Distinct V/s Group By

Database
Enthusiast

Distinct V/s Group By

I have a table with 20 million records ...
I am doing various join operation on these set of records to get some distinct values...

when i use:

sel distinct col1,col2..... col12 from tbl

i am getting the required result
however if i give

sel col1,col2..... col12
from tbl
Group by 1,2,3.....12

I am getting an error message : no more spool space.
But i have heard that Group By takes less space than Distinct.
Please let me know how actually these two are working.
3 REPLIES
Enthusiast

Re: Distinct V/s Group By

Hi Goutham,

SELECT DISTINCT x FROM TABLE1;
or
SELECT x FROM TABLE1 GROUP BY x;

Teradata uses two different methods to produce the result sets of above queries, However the performance varies dramatically depending on the data.
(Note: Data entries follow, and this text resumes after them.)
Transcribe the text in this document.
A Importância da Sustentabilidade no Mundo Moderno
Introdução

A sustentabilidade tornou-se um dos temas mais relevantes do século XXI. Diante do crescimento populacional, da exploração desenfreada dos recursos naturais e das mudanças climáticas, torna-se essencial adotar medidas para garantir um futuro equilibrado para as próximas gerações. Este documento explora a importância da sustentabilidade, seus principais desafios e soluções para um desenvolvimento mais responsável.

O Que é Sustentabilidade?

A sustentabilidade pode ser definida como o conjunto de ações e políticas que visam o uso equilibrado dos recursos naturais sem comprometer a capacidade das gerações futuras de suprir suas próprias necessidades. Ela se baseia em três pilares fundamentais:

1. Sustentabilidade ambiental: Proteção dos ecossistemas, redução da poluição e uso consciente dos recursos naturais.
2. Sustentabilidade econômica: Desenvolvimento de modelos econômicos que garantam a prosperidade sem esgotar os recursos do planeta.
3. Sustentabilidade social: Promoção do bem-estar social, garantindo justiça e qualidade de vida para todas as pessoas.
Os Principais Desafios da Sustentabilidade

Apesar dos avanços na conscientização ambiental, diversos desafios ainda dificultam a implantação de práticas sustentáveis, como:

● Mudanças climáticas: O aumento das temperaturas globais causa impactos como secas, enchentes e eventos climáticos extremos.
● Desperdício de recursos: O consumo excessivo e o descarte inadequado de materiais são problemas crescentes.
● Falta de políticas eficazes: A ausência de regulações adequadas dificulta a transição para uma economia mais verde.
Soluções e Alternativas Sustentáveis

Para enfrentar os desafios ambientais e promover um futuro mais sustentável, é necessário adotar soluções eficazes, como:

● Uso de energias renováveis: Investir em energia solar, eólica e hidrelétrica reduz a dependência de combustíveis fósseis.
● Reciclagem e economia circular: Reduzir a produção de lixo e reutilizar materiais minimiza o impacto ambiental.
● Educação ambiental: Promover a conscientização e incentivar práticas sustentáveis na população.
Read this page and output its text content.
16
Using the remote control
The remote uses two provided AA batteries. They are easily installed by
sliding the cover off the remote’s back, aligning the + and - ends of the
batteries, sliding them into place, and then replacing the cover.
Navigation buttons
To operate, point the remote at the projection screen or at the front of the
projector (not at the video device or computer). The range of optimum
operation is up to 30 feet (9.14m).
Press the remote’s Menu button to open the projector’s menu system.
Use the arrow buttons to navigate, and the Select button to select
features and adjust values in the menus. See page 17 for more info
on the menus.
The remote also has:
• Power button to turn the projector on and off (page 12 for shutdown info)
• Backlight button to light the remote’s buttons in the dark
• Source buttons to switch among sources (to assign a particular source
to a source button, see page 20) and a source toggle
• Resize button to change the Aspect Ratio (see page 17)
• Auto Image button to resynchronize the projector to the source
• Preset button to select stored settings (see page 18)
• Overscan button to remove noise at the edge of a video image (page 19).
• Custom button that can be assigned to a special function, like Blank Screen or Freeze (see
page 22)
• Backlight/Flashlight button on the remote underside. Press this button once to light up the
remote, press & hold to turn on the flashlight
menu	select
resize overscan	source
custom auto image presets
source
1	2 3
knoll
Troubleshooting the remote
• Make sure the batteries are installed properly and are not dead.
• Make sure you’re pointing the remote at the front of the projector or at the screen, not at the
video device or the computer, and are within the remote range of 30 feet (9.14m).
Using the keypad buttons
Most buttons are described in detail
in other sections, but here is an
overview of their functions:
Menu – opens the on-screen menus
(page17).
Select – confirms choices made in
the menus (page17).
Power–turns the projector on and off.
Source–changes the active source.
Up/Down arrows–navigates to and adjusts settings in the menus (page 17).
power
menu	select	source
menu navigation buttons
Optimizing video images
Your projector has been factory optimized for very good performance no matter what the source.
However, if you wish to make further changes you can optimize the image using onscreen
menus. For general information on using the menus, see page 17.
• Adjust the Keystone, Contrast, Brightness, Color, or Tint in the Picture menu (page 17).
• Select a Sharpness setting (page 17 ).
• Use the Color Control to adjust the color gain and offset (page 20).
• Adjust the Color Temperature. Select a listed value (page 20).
SELECT DISTINCT is designed for data sets that are nearly unique to begin with and works by sorting the entire intermediate spool file and discarding duplicate values.
SELECT/GROUP BY is designed for data sets that have relatively few unique values and works by performing an AMP local grouping operation and then merging the partial result sets for final processing.

Hope this clears your doubt.

Regards,
Balamurugan
Enthusiast

Re: Distinct V/s Group By

Please analyse the Explain Plan of both the queries to get more information.

I feel the Table could be heavily skewed.

Regards,
Annal T
Enthusiast

Re: Distinct V/s Group By

Got it ...
Thanks a lot .....